Hi there! Newcomer to the language (Ruby/JS/Go dev by trade) wondering what the “Elixir way” is to best achieve something.

For context:

  • Geocoding microservice with input as an array/list of zip code strings (e.g. [“11201, US”, “10036, US”]) that transforms said zip codes into an array of geocoded hashes/objects via a third party API (in our case Mapquest). This service accommodates other inputs but for the purposes of this discussion assume that that’s the only kind input we can receive.

  • We usually receive a request to transform fewer than five zip codes at a time, but have seen as many as 4089. Mapquest limits our batching opportunity to 100 in a single request, but we’ve yet to run into problems with rate limiting re: those batched requests. What I’m looking for is a way to take the strings, transform them into Mapquest-valid JSON, send paralleized requests in batches of 100, combine the results of those requests back into a list, and send the complete list back as a single response.

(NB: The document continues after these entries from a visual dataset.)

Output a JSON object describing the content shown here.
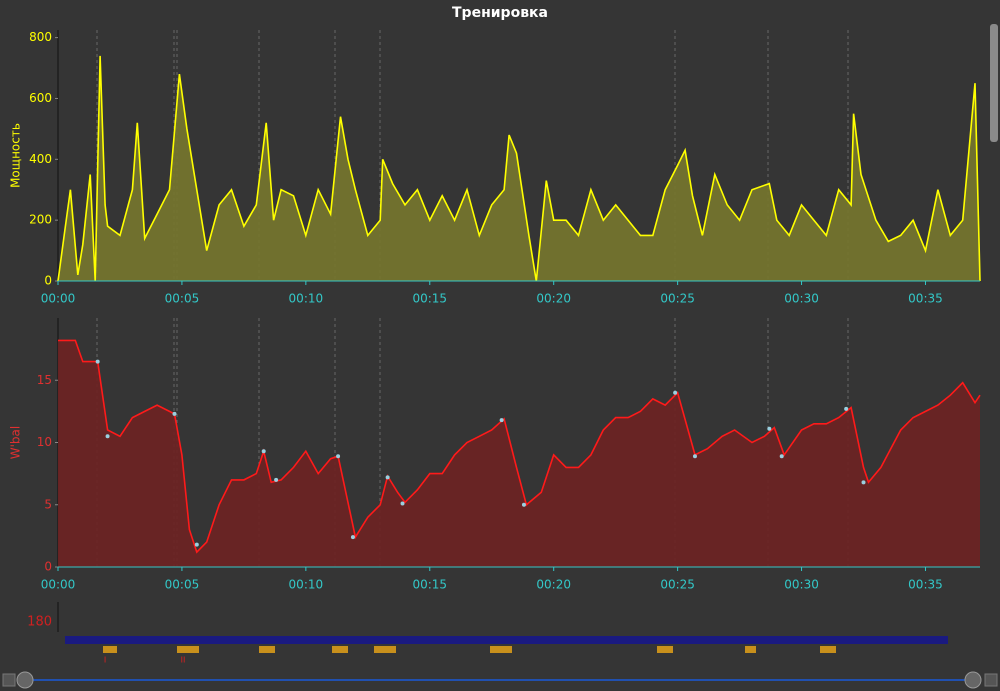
{
  "title": "Тренировка",
  "chart_data": [
    {
      "type": "area",
      "ylabel": "Мощность",
      "color": "#ffff00",
      "fill": "#77772e",
      "x": [
        0,
        0.3,
        0.5,
        0.8,
        1,
        1.3,
        1.5,
        1.7,
        1.9,
        2,
        2.5,
        3,
        3.2,
        3.5,
        4,
        4.5,
        4.9,
        5.2,
        5.5,
        6,
        6.5,
        7,
        7.5,
        8,
        8.4,
        8.7,
        9,
        9.5,
        10,
        10.5,
        11,
        11.4,
        11.7,
        12,
        12.5,
        13,
        13.1,
        13.5,
        14,
        14.5,
        15,
        15.5,
        16,
        16.5,
        17,
        17.5,
        18,
        18.2,
        18.5,
        19,
        19.3,
        19.7,
        20,
        20.5,
        21,
        21.5,
        22,
        22.5,
        23,
        23.5,
        24,
        24.5,
        25,
        25.3,
        25.6,
        26,
        26.5,
        27,
        27.5,
        28,
        28.7,
        29,
        29.5,
        30,
        30.5,
        31,
        31.5,
        32,
        32.1,
        32.4,
        33,
        33.5,
        34,
        34.5,
        35,
        35.5,
        36,
        36.5,
        37,
        37.2
      ],
      "values": [
        0,
        180,
        300,
        20,
        120,
        350,
        0,
        740,
        250,
        180,
        150,
        300,
        520,
        140,
        220,
        300,
        680,
        500,
        350,
        100,
        250,
        300,
        180,
        250,
        520,
        200,
        300,
        280,
        150,
        300,
        220,
        540,
        400,
        300,
        150,
        200,
        400,
        320,
        250,
        300,
        200,
        280,
        200,
        300,
        150,
        250,
        300,
        480,
        420,
        150,
        0,
        330,
        200,
        200,
        150,
        300,
        200,
        250,
        200,
        150,
        150,
        300,
        380,
        430,
        280,
        150,
        350,
        250,
        200,
        300,
        320,
        200,
        150,
        250,
        200,
        150,
        300,
        250,
        550,
        350,
        200,
        130,
        150,
        200,
        100,
        300,
        150,
        200,
        650,
        0
      ],
      "xlim": [
        0,
        37.2
      ],
      "ylim": [
        0,
        825
      ],
      "xticks": [
        {
          "value": 0,
          "label": "00:00"
        },
        {
          "value": 5,
          "label": "00:05"
        },
        {
          "value": 10,
          "label": "00:10"
        },
        {
          "value": 15,
          "label": "00:15"
        },
        {
          "value": 20,
          "label": "00:20"
        },
        {
          "value": 25,
          "label": "00:25"
        },
        {
          "value": 30,
          "label": "00:30"
        },
        {
          "value": 35,
          "label": "00:35"
        }
      ],
      "yticks": [
        0,
        200,
        400,
        600,
        800
      ]
    },
    {
      "type": "area",
      "ylabel": "W'bal",
      "color": "#ff1a1a",
      "fill": "#6e2222",
      "x": [
        0,
        0.7,
        1,
        1.6,
        2,
        2.5,
        3,
        3.5,
        4,
        4.7,
        5,
        5.3,
        5.6,
        6,
        6.5,
        7,
        7.5,
        8,
        8.3,
        8.6,
        9,
        9.5,
        10,
        10.5,
        11,
        11.3,
        12,
        12.5,
        13,
        13.3,
        13.7,
        14,
        14.5,
        15,
        15.5,
        16,
        16.5,
        17,
        17.5,
        18,
        18.5,
        18.9,
        19.5,
        20,
        20.5,
        21,
        21.5,
        22,
        22.5,
        23,
        23.5,
        24,
        24.5,
        25,
        25.7,
        26.2,
        26.8,
        27.3,
        28,
        28.5,
        28.9,
        29.3,
        30,
        30.5,
        31,
        31.5,
        32,
        32.5,
        32.7,
        33.2,
        34,
        34.5,
        35,
        35.5,
        36,
        36.5,
        37,
        37.2
      ],
      "values": [
        18.2,
        18.2,
        16.5,
        16.5,
        11,
        10.5,
        12,
        12.5,
        13,
        12.3,
        9,
        3,
        1.2,
        2,
        5,
        7,
        7,
        7.5,
        9.3,
        6.8,
        7,
        8,
        9.3,
        7.5,
        8.7,
        8.9,
        2.4,
        4,
        5,
        7.3,
        6,
        5.2,
        6.2,
        7.5,
        7.5,
        9,
        10,
        10.5,
        11,
        11.9,
        8,
        5,
        6,
        9,
        8,
        8,
        9,
        11,
        12,
        12,
        12.5,
        13.5,
        13,
        14,
        9,
        9.5,
        10.5,
        11,
        10,
        10.5,
        11.2,
        9,
        11,
        11.5,
        11.5,
        12,
        12.8,
        8,
        6.8,
        8,
        11,
        12,
        12.5,
        13,
        13.8,
        14.8,
        13.2,
        13.8
      ],
      "markers": {
        "color": "#9ad0e0",
        "x": [
          1.6,
          2,
          4.7,
          5.6,
          8.3,
          8.8,
          11.3,
          11.9,
          13.3,
          13.9,
          17.9,
          18.8,
          24.9,
          25.7,
          28.7,
          29.2,
          31.8,
          32.5
        ],
        "values": [
          16.5,
          10.5,
          12.3,
          1.8,
          9.3,
          7,
          8.9,
          2.4,
          7.2,
          5.1,
          11.8,
          5,
          14,
          8.9,
          11.1,
          8.9,
          12.7,
          6.8
        ]
      },
      "xlim": [
        0,
        37.2
      ],
      "ylim": [
        0,
        20
      ],
      "xticks": [
        {
          "value": 0,
          "label": "00:00"
        },
        {
          "value": 5,
          "label": "00:05"
        },
        {
          "value": 10,
          "label": "00:10"
        },
        {
          "value": 15,
          "label": "00:15"
        },
        {
          "value": 20,
          "label": "00:20"
        },
        {
          "value": 25,
          "label": "00:25"
        },
        {
          "value": 30,
          "label": "00:30"
        },
        {
          "value": 35,
          "label": "00:35"
        }
      ],
      "yticks": [
        0,
        5,
        10,
        15
      ]
    },
    {
      "type": "intervals",
      "yticks": [
        180
      ],
      "interval_labels": [
        "I",
        "II"
      ]
    }
  ]
}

Genstage and async tasks both seem like ways of achieving this (my hunch is that there are more “primitive” ways as well), but I’m not sure what would be best. Thanks for the advice!

Bit busy so cannot do a full response, but for that purpose it seems like GenStage is practically designed for it, so maybe start by reading that intro? :slight_smile:

1 Like

I’ve taken a look at genstage but was under the assumption that it might be an “overengineered” solution to my problem because I don’t have to deal with backfilling.

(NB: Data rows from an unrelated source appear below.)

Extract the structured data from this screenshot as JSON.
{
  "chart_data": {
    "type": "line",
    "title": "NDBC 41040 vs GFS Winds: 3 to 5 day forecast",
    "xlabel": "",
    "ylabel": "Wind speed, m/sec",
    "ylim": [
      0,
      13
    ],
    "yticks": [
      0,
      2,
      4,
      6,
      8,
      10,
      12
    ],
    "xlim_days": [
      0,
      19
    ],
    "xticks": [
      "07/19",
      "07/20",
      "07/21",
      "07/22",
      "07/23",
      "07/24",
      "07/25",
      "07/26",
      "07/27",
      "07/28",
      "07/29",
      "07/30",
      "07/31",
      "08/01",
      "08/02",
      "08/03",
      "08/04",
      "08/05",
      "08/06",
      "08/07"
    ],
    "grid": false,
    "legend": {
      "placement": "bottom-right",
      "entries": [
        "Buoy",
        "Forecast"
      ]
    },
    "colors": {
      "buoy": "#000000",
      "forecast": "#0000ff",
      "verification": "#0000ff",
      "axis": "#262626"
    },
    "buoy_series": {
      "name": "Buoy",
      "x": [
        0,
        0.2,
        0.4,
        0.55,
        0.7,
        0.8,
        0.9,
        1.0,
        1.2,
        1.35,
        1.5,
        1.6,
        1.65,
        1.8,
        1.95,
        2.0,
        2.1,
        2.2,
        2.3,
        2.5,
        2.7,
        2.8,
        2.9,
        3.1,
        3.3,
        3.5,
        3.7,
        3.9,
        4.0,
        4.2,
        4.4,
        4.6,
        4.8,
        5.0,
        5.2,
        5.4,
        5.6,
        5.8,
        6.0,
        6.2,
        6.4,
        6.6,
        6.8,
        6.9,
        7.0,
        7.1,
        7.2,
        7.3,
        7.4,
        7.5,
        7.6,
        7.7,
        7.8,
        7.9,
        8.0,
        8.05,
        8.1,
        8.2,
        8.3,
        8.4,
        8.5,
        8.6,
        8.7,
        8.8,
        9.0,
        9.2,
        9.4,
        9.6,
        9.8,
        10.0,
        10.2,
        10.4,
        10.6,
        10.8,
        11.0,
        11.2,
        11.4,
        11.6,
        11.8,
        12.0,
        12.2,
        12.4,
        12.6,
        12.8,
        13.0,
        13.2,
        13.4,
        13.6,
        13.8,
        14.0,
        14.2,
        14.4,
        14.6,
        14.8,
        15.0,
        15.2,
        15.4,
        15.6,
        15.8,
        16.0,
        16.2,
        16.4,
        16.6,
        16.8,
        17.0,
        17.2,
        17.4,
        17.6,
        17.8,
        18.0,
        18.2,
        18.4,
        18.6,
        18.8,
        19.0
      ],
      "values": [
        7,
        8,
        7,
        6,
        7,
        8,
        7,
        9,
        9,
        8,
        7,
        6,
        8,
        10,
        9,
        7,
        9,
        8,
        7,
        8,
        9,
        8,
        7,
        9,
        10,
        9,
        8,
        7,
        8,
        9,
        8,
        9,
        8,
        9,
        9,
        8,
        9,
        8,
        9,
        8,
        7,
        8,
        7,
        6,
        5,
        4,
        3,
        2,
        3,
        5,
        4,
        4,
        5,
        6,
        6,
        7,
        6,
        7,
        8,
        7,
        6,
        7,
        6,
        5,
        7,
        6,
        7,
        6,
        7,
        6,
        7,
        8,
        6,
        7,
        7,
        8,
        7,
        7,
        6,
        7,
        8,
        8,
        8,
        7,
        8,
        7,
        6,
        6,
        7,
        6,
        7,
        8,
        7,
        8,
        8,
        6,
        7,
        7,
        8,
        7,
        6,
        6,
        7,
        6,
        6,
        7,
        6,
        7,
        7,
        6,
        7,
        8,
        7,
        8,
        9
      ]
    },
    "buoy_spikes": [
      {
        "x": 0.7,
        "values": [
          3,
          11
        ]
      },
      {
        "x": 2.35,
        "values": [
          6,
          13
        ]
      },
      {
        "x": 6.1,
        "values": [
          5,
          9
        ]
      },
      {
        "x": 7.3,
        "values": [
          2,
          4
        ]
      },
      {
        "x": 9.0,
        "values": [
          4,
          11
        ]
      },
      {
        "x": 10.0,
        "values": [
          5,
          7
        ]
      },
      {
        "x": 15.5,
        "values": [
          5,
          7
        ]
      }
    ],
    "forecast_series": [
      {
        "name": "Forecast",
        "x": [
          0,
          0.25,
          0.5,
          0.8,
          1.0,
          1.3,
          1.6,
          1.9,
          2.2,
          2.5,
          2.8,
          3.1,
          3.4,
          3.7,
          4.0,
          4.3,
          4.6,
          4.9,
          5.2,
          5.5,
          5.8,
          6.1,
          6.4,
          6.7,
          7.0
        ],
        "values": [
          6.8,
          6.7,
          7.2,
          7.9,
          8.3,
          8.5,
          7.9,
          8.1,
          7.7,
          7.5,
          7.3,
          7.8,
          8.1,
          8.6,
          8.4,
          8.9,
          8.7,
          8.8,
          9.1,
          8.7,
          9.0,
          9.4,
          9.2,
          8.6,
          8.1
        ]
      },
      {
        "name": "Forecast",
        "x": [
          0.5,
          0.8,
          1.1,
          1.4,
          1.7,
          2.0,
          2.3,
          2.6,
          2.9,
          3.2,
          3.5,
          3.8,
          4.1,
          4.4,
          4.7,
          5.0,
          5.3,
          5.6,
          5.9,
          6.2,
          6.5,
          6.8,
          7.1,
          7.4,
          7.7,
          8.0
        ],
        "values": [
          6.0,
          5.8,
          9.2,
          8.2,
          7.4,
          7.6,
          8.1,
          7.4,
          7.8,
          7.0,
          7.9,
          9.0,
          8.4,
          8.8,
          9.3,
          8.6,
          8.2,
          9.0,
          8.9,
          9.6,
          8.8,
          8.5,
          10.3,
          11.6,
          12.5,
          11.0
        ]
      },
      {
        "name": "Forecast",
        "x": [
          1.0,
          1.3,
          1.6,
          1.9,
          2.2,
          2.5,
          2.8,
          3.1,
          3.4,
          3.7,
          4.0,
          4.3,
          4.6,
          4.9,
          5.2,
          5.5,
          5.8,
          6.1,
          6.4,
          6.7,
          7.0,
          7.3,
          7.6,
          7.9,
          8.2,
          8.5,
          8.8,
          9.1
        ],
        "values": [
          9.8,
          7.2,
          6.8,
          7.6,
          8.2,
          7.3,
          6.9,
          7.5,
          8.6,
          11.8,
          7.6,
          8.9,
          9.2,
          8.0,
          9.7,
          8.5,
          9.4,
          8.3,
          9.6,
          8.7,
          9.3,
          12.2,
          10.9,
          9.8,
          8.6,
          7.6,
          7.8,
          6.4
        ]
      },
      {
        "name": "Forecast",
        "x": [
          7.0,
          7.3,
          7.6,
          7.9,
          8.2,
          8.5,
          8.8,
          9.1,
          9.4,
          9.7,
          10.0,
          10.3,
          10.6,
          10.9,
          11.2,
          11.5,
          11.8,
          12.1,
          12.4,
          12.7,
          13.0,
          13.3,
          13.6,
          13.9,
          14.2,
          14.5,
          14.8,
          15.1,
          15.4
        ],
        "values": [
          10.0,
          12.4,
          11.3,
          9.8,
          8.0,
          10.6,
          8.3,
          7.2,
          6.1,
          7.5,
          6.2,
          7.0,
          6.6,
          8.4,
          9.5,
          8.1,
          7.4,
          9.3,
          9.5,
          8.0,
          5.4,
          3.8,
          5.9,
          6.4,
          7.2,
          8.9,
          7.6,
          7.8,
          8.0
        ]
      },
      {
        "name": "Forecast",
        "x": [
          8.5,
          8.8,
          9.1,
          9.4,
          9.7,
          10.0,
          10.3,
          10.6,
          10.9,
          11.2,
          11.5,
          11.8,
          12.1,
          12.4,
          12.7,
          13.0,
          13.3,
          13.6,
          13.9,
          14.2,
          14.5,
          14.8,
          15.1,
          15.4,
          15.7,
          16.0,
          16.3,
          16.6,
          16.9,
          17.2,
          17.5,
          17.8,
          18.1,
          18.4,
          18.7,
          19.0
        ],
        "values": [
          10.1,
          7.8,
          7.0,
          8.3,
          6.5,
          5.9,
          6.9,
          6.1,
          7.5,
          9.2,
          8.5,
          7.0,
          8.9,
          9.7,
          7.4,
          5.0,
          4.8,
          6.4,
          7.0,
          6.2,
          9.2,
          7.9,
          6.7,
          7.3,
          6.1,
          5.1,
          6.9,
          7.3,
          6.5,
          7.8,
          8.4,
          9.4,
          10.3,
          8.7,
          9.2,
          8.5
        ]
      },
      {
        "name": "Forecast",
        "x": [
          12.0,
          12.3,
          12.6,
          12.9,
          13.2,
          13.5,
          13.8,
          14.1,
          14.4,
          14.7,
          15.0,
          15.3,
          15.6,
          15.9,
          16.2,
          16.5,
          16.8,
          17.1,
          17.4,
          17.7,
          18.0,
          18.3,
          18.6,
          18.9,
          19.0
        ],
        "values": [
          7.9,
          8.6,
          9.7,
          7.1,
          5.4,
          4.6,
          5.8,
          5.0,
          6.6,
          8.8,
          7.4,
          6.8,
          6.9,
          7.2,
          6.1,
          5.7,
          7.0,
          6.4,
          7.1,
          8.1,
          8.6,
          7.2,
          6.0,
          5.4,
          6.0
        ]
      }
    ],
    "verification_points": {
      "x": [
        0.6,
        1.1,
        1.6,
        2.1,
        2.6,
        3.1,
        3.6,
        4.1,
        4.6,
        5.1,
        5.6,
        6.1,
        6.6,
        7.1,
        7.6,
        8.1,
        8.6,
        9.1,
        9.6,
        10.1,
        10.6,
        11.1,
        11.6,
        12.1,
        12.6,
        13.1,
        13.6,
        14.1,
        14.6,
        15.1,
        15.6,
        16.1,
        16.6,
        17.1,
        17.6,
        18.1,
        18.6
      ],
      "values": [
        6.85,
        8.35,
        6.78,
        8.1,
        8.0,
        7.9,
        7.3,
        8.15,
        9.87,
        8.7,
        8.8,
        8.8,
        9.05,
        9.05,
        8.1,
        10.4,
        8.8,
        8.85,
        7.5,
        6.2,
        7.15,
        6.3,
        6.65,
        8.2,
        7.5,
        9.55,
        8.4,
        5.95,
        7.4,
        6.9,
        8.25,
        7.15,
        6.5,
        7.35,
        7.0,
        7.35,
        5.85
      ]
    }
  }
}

Smells like what Task.async and Task.await were made for.

No, it is still perfectly suited for it. :slight_smile:

Not necessarily, those can easily overwhelm the system if too many jobs, plus he said it needs to be in batches of a max of 100, and I am ‘guessing’ that he cannot submit too many 100 batch jobs either.

OP indicated that Mapquest doesn’t seem to rate limit at the level they’re using it, and that huge batches were rare. So a Task async/await loop sounds like a simple and “good enough” solution (until you do run out of memory, that’s early enough IMO to haul out the Serious Engineering tools ;-)). Given that GenStage usually comes with Very Long Articles, I’d be hesitant to apply it to something as simple as OP presents, unless there are compelling reasons for the additional complexity.

GenStage is actually really easy, plenty of help on these forums too. :slight_smile:

Thanks for the advice everyone. Will give GenStage a shot.

https://hexdocs.pm/elixir/Task.html#async_stream/3 ?

Just a general curiosity, are parallelization and concurrency assumed the same in this context?